The Idaho Stop has been the law in the conservative Gem State since 1982 without measurable harm to public safety, but aside from a few towns in Colorado it hasn't caught on elsewhere. Bills to bring it to Minnesota introduced by state Rep. Phyllis Kahn, an avid bicyclist, languished without committee hearings in the late 2000s.
The case in favor is neatly advanced in a video posted by Twin Cities Streets for People. The Idaho Stop would legalize the existing safe, rational, energy-conserving behavior of many bicyclists while removing the stigma of scofflawism applied by motorists who think nothing of rolling through stop signs or exceeding speed limits.
Opponents in the bike-osphere argue that the change would disadvantage and endanger pedestrians. That won't happen as long as bicyclists follow Idaho rules that require yielding the right-of-way.
Dorian Grilley of the Bicycle Alliance of Minnesota, quoted by Ben Adler in Grist, raises an even weaker objection "that bicyclists are regarded as scofflaws ... a reputation that BikeMN is working to change." Changing the law instead of bikers' reasonable habits should solve that problem, although there's no accounting for drivers' self-serving prejudices.

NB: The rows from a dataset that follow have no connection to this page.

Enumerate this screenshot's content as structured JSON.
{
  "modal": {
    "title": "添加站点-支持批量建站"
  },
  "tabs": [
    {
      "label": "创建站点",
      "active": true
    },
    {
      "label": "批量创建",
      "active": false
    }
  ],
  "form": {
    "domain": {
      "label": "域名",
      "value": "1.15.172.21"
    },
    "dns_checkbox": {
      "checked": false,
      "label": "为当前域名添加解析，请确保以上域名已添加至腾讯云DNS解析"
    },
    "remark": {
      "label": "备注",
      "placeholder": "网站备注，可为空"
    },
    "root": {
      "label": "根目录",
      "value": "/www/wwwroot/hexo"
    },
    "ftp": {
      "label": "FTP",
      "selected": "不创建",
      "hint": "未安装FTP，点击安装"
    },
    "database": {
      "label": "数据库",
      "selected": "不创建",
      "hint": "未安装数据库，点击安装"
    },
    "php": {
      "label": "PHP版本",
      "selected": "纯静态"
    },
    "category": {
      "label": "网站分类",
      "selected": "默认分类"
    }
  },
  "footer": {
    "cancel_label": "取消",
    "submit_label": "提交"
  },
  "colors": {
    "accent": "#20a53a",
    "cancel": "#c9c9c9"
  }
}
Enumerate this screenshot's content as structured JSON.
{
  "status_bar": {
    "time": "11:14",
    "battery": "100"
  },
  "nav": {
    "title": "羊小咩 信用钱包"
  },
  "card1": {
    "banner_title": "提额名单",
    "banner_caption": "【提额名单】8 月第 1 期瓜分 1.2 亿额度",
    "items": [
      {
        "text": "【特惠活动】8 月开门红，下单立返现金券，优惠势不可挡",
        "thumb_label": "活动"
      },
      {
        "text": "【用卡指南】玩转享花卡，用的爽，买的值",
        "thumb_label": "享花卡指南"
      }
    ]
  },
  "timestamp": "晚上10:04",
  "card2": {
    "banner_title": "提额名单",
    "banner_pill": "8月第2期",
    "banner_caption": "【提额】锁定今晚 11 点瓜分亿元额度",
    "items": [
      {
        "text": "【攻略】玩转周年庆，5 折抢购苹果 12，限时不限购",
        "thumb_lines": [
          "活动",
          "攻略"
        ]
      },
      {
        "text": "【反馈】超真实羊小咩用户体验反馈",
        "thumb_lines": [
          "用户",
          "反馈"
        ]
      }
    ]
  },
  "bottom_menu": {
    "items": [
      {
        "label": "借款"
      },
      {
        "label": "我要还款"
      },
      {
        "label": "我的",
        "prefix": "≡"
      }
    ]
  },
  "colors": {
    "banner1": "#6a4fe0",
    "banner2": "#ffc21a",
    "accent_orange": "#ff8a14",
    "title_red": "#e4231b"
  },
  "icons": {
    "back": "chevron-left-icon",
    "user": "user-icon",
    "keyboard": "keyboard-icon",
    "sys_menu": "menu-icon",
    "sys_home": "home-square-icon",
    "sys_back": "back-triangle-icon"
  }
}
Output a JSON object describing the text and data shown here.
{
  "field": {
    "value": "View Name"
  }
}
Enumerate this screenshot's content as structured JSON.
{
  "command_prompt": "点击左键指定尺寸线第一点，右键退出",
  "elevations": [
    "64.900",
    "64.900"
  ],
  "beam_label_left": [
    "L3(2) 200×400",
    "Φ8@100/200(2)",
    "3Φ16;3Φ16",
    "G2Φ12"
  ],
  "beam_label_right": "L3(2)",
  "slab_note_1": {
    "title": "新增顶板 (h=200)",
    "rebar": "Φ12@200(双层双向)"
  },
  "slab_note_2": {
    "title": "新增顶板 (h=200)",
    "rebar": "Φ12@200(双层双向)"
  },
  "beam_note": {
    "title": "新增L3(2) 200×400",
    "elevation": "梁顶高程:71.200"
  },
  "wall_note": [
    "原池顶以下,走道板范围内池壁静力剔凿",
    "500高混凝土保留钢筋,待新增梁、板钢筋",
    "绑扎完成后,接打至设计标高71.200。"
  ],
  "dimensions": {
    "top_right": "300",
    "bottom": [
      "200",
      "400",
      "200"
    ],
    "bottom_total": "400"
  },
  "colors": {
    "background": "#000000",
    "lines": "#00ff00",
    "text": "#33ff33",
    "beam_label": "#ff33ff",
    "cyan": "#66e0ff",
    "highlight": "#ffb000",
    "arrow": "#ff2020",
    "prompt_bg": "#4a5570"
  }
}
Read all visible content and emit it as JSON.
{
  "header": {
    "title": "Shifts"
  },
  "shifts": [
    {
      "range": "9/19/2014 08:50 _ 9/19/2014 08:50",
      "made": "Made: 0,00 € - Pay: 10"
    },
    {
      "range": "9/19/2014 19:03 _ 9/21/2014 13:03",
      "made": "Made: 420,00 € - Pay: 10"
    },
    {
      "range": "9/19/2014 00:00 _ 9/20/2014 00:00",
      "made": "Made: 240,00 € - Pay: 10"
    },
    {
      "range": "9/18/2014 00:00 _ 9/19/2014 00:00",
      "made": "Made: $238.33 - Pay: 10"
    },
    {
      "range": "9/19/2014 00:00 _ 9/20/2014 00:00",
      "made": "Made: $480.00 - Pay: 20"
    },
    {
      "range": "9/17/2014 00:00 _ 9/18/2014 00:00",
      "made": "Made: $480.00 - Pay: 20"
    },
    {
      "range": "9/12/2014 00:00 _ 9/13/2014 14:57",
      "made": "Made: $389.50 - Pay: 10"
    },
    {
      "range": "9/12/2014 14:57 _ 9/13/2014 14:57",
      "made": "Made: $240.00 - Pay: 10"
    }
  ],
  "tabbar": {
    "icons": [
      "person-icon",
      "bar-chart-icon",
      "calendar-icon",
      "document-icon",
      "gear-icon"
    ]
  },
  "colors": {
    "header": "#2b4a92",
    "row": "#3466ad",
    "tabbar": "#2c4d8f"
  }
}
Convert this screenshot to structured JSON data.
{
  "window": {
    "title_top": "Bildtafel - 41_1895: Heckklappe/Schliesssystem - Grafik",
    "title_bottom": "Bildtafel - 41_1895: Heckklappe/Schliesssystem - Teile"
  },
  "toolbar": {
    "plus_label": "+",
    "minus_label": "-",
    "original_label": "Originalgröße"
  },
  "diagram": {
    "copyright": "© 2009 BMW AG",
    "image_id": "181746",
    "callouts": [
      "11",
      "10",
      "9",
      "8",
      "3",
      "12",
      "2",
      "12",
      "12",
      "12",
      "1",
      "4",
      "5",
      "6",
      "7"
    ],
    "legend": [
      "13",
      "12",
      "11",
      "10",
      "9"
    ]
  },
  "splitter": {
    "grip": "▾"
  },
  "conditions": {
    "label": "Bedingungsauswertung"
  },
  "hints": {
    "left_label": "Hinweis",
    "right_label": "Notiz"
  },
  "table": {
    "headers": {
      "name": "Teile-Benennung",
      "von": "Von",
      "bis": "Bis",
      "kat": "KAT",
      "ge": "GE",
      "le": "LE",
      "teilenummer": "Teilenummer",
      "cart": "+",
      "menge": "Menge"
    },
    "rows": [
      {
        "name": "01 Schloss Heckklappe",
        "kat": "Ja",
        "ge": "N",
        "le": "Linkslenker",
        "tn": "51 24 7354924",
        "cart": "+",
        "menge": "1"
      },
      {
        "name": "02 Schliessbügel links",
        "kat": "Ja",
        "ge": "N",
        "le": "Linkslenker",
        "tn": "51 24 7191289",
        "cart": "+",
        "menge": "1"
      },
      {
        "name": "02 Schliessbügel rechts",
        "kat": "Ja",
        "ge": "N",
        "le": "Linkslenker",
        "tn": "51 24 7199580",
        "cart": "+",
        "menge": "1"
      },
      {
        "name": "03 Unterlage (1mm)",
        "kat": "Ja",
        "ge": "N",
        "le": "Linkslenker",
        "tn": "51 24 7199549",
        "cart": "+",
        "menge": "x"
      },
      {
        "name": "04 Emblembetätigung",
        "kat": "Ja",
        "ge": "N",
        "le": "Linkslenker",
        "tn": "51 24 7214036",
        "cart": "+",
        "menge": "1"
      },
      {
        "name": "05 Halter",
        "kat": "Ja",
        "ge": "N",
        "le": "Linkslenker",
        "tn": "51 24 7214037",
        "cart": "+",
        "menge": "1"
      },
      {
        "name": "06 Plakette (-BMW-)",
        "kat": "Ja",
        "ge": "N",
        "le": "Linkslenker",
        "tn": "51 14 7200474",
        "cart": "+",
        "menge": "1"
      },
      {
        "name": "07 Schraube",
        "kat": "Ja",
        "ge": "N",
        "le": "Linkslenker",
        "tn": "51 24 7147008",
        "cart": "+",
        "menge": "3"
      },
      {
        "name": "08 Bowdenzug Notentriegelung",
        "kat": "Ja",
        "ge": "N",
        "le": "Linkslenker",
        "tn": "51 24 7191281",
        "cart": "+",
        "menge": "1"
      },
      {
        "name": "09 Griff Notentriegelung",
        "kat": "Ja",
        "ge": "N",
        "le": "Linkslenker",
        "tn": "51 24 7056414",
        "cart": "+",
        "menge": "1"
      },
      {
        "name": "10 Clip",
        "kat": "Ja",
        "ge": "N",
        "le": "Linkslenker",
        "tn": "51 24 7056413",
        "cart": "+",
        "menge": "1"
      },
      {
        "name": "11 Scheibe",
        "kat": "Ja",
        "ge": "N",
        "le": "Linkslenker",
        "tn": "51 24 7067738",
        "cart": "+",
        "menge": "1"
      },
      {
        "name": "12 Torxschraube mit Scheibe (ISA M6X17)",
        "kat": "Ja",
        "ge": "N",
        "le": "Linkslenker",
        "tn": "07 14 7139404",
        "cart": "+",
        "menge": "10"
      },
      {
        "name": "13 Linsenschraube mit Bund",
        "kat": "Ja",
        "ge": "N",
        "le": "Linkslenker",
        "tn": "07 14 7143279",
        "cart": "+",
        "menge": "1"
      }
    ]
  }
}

Neither stop signs nor traffic signals were introduced in America until well into the auto age. Before that, bicyclists, pedestrians and horse-drawn vehicles coexisted mostly in safety at unregulated street intersections. As Minnesota's bicycling-for-transport numbers grow, we shouldn't discourage this salutary trend by blindly holding them to rules created for vastly more dangerous motor vehicles.